Can a private person be active on various forms of social media? There must be some disconnect in keeping your personal life under wraps and putting it on display right? I think the line is fine and depends on where you want to set it.
As someone who writes on a blog three days a week about her everyday life and aspects of her past you must wonder how I even define myself as being private. Well, I very much am. I can count on one hand the number of people who I am truly myself around. Let me list them now: my husband, my mother, my son and my best friend K. Four. Four people whom I trust enough to reveal it all.
I write about all this stuff because it’s my way of learning. I document this not necessarily as a reference to mediate on later, I just think better with words. And the fact of the matter is that I think ALL the time so it’s nice to let some of it go, you know? I figure for all of the use that particularities can encourage, like respect and empathy, some of the universalities are sometimes good. We’ve all probably had the guy issues, blown off commitments, been a flake or broken people’s hearts. So it’s nice to know that it’s part of the narrative of life. That we’re all fumbling around a little and that frailty is allowed.
Plus, what you see here is a fraction of what’s actually going on and a sliver of what I want you to see. And whatever you read from it, be it neurosis, confidence, frustration, acceptance, all of those interpretations are perfectly acceptable. It’s meant to be read anyways, it’s public.

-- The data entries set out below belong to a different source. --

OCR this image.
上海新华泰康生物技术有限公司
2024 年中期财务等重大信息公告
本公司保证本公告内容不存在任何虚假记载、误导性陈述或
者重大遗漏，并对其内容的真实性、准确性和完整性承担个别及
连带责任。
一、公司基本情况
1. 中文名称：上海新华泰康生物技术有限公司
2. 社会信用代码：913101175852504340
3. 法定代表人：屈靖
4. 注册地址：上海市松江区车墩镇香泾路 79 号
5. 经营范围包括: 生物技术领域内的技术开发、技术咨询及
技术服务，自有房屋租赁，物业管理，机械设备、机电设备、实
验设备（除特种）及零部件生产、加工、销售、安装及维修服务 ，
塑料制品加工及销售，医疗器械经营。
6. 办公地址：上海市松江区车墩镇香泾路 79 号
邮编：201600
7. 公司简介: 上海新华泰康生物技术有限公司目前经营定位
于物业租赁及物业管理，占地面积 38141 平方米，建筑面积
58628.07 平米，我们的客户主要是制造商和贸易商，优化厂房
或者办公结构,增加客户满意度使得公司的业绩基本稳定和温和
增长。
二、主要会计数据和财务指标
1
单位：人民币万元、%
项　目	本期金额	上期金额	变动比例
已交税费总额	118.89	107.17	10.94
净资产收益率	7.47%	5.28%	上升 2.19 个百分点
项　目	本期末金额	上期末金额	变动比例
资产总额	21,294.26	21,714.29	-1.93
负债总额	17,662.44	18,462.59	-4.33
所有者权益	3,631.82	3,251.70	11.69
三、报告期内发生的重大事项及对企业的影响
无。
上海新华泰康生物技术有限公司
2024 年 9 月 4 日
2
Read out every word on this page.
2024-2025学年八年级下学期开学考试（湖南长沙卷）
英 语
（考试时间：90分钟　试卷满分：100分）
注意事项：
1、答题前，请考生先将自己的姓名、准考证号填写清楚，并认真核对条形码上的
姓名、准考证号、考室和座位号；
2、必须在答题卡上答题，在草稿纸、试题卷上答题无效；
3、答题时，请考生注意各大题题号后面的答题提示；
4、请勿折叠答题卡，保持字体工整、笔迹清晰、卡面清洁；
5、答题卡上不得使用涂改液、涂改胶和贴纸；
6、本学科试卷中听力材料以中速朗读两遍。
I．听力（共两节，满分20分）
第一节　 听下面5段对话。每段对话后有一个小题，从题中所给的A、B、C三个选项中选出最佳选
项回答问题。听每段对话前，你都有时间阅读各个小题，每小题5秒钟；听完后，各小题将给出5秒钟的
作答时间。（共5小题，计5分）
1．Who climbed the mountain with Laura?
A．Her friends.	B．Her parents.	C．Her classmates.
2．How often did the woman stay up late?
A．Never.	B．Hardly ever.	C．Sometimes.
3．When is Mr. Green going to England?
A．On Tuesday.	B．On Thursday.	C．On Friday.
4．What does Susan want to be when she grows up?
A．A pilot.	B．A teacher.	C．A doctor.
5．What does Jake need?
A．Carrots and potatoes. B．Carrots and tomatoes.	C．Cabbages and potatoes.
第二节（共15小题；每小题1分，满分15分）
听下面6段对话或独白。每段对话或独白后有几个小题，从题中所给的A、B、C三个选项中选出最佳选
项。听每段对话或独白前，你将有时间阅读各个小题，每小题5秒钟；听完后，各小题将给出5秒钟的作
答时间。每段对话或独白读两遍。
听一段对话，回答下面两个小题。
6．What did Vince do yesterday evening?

And that’s where there’s trouble. As someone who’s very much part of my history and obviously my present Andrew appears now and again in my writing. It doesn’t always make him comfortable because he’s so private. He’s hard to decipher but it’s intentional and I agree that it’s effective. If you show people all of your cards, you make yourself vulnerable to their critiques and ridicule. The difference between us is that I just assume that the feedback from the peanut gallery is just a part of developing as an individual. If you didn’t have that reflection, how could you possibly define who exactly you are? To know who you don’t want to be? Plus some critiques are meant to be dismissed. They make it too easy.
I think it’s common for anger to be defined as an undesirable trait. In some ways I do agree. People with higher emotional intelligence see the manipulative aspects of tantrums and how useless they are. Most of the time they just produce tears and people thinking that you’re kind of a loser. But I think that human emotions are far too complex to create such stark contrasts, like how the words neurotic and aware have different connotations but similar motivations. Don’t these people just want to see and question? Some just manage it better and they get placed behind the “fun” line on the spectrum. So management. Management and mystery.
I’ve always preferred to try to problem solve independently. It’s a force of habit. For all that you have to say about only children you have to admit that our hands don’t always need to be held. If that makes us distant, well so be it. At least we don’t advertise every paper cut. Most of us just put our heads down and get shit done.